Dès lors, il ne s’agissait pas, comme vous avez pu injustement le faire valoir, d’un glissement éthique ou d’une extension incontrôlée des possibles, mais bien de mettre fin à un régime d’interdiction qui n’a aujourd’hui plus aucun sens. Pas plus que n’a de sens le revirement de certains sénateurs en CMP, ce qui donne encore plus de relief aux interventions courageuses du rapporteur du Sénat.
Pourquoi vous y êtes-vous opposés ? Fondamentalement pour une seule raison : la confusion persistante que vous entretenez entre « vie » et « vie humaine ».
Vous refusez d’admettre que l’humain est d’une autre essence que le biologique, que l’humanité est une réalité historico-sociale.

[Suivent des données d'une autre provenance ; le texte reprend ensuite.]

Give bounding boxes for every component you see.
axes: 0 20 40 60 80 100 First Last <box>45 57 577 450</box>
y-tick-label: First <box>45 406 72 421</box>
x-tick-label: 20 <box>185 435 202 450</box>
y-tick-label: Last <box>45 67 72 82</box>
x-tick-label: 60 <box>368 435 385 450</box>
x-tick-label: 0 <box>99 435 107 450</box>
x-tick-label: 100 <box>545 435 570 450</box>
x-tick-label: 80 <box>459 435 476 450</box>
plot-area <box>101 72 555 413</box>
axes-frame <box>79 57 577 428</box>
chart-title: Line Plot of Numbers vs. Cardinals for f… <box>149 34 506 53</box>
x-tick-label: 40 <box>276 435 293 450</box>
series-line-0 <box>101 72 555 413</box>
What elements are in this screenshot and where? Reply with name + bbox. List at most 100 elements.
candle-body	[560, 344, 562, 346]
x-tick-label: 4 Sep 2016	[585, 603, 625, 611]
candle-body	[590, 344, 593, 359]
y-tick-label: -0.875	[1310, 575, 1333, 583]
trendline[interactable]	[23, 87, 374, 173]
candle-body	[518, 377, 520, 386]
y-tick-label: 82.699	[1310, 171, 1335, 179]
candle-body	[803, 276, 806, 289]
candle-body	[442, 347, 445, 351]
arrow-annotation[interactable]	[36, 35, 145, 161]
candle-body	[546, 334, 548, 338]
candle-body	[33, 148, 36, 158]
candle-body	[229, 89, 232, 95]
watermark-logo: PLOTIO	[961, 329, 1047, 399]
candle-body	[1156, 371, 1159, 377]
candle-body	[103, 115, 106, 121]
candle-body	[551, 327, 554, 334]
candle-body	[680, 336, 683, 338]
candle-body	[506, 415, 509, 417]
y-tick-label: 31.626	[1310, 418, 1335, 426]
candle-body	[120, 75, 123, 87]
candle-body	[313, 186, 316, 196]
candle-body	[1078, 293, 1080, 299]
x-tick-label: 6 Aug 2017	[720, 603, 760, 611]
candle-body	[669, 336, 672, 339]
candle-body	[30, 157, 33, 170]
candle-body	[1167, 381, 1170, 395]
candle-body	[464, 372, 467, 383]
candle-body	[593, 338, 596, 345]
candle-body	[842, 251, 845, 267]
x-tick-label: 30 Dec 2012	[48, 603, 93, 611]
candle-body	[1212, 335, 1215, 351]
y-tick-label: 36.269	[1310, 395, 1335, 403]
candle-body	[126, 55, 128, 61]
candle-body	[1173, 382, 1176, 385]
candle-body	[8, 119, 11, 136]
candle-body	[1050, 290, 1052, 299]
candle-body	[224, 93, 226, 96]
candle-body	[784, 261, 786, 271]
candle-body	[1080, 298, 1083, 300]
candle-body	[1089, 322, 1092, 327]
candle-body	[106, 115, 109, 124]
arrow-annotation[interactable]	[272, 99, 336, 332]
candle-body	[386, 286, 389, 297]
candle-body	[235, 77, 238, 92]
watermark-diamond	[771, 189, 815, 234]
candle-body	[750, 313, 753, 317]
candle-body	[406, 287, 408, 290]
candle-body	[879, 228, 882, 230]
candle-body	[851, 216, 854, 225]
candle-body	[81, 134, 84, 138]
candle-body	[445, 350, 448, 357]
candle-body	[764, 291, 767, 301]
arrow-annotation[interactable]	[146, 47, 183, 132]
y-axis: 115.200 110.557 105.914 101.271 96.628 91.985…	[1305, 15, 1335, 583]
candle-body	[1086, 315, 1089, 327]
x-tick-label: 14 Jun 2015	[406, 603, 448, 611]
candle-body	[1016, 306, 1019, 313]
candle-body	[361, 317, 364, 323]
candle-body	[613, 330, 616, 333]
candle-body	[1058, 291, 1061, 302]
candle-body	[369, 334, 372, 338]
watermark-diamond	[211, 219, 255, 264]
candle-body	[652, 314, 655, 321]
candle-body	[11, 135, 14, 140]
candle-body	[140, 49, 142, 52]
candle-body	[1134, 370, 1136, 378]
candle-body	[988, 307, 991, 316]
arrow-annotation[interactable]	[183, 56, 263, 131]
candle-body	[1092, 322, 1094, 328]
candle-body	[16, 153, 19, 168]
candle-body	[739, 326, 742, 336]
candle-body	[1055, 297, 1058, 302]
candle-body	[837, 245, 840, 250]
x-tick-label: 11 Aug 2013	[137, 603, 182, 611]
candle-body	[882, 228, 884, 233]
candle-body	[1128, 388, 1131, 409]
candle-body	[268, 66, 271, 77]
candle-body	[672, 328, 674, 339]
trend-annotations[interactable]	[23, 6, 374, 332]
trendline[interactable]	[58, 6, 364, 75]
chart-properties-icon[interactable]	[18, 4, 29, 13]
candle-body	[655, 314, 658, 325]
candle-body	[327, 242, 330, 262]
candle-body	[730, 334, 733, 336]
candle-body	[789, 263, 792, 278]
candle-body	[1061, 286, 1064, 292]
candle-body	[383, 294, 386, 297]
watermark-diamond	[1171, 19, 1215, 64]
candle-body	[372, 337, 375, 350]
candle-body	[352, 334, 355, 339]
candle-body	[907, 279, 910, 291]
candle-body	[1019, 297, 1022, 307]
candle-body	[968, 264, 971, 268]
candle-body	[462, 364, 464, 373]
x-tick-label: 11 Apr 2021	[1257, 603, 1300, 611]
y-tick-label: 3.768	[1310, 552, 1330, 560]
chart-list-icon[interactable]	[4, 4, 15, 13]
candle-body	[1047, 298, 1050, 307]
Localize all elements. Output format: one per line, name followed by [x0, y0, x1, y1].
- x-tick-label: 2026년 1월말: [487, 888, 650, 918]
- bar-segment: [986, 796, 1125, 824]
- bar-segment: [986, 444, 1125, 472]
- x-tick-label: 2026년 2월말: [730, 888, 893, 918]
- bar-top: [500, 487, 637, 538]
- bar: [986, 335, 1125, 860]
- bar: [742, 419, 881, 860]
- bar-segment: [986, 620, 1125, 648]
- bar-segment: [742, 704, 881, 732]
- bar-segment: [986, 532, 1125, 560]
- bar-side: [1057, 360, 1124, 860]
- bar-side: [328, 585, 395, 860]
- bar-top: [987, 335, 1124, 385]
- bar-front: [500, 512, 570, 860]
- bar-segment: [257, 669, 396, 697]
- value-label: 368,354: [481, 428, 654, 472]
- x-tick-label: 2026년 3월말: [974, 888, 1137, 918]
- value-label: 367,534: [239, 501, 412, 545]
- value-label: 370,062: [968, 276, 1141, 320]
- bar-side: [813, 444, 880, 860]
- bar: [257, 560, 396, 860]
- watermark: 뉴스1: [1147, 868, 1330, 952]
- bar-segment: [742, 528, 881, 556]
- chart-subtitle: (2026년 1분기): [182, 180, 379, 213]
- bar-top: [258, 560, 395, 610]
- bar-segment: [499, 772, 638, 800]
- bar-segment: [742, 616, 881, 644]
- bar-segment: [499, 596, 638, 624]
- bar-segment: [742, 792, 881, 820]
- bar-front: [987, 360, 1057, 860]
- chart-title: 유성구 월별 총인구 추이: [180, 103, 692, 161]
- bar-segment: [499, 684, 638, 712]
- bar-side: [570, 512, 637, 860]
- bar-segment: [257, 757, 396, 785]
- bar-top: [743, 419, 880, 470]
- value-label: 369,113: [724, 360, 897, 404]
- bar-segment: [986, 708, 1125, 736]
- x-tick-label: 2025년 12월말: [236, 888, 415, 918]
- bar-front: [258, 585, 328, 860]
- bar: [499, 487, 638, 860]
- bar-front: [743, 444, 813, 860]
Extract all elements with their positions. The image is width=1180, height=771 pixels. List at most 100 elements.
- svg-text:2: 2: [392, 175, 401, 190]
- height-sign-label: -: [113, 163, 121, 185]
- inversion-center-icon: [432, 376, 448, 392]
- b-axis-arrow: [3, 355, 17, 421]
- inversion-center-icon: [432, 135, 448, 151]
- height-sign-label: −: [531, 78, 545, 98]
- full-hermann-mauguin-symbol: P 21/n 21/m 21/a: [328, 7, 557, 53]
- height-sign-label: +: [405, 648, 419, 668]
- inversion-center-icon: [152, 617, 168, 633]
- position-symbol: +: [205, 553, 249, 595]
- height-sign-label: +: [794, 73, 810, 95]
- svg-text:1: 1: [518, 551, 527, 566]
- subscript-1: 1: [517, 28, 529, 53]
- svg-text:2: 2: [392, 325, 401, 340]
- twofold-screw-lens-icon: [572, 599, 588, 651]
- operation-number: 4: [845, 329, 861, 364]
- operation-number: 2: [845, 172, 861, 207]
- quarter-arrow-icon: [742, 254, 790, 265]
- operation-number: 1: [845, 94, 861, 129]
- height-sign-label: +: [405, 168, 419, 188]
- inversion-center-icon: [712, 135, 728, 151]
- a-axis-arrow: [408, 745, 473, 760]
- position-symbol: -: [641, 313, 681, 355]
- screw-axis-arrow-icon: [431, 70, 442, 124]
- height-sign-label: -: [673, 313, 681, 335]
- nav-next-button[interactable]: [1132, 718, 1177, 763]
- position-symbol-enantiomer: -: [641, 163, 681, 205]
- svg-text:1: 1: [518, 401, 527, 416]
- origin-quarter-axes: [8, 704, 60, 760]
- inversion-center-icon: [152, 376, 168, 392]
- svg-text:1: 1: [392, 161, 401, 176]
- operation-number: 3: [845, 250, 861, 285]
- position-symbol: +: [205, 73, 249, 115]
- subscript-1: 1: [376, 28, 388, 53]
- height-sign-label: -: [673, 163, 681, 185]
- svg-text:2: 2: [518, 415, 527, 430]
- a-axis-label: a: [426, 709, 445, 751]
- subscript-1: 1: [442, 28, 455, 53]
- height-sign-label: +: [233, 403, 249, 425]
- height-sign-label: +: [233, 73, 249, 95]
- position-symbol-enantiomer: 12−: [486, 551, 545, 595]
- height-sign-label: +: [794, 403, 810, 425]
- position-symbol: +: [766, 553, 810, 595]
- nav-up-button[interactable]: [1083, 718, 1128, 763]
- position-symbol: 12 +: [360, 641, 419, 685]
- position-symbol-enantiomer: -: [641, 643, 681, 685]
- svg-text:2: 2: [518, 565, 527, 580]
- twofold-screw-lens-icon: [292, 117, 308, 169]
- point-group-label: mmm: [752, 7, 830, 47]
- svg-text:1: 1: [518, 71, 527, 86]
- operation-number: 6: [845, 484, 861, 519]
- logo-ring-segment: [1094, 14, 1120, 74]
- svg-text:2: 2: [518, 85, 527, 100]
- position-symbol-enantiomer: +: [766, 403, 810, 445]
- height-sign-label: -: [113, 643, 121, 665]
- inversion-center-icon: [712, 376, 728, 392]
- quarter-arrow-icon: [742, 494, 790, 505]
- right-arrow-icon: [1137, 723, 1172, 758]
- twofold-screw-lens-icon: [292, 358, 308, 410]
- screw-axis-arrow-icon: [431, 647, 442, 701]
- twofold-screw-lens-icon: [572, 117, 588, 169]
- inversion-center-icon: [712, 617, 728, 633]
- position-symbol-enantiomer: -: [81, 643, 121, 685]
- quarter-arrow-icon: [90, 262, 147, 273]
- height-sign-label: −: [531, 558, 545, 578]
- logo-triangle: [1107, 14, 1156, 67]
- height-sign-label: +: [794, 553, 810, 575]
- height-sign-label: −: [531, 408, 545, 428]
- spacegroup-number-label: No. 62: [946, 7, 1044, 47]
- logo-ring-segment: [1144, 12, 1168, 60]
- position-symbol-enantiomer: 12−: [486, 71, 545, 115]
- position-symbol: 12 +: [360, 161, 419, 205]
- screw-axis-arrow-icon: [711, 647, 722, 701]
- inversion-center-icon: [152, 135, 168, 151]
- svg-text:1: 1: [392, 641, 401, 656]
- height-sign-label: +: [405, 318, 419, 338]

Vous peinez à vous dégager plus nettement de l’homo sapiens sapiens, vous refusez d’admettre que l’homme est le monde de l’homme. (Exclamations sur les bancs du groupe UMP.) J’ai fait mes choix philosophiques ! Votre cécité à ce sujet nourrit votre incapacité à changer le monde en changeant l’homme pour un devenir plus humain. Pour ces raisons, vous pataugez dans de redoutables contradictions. Leur illustration la plus éclairante s’est manifestée dans votre rejet d’un amendement, issu pourtant de vos propres bancs, peut-être trop humain pour que certains d’entre vous y soient sensibles : celui de la possibilité, dans des conditions très particulières et très encadrées, du transfert post mortem.
Pour ce qui nous concerne, fidèles à nos principes éthiques, nous ne contraignons aucun des membres de notre groupe à un vote qui heurterait sa conscience. Chacun de nous se déterminera comme il l’entend.
M. Philippe Gosselin. Chez nous aussi !
M. Michel Vaxès. Pour ce qui me concerne, je m’abstiendrai, car je considère que notre débat aurait pu aboutir à un consensus, dès lors que, seules, les préoccupations éthiques l’auraient, de bout en bout, traversé. Tel n’a pas été le cas, et je le regrette d’autant plus profondément que cette perversion du débat éthique signe la mise à mal du contre-pouvoir qui devrait caractériser le pouvoir législatif. Nous verrons, dans le débat de ce soir, que le contre-pouvoir judiciaire n’est pas mieux loti. C’est navrant et, ce qui est sans doute pire, c’est dangereux pour la démocratie et pour les institutions de la République.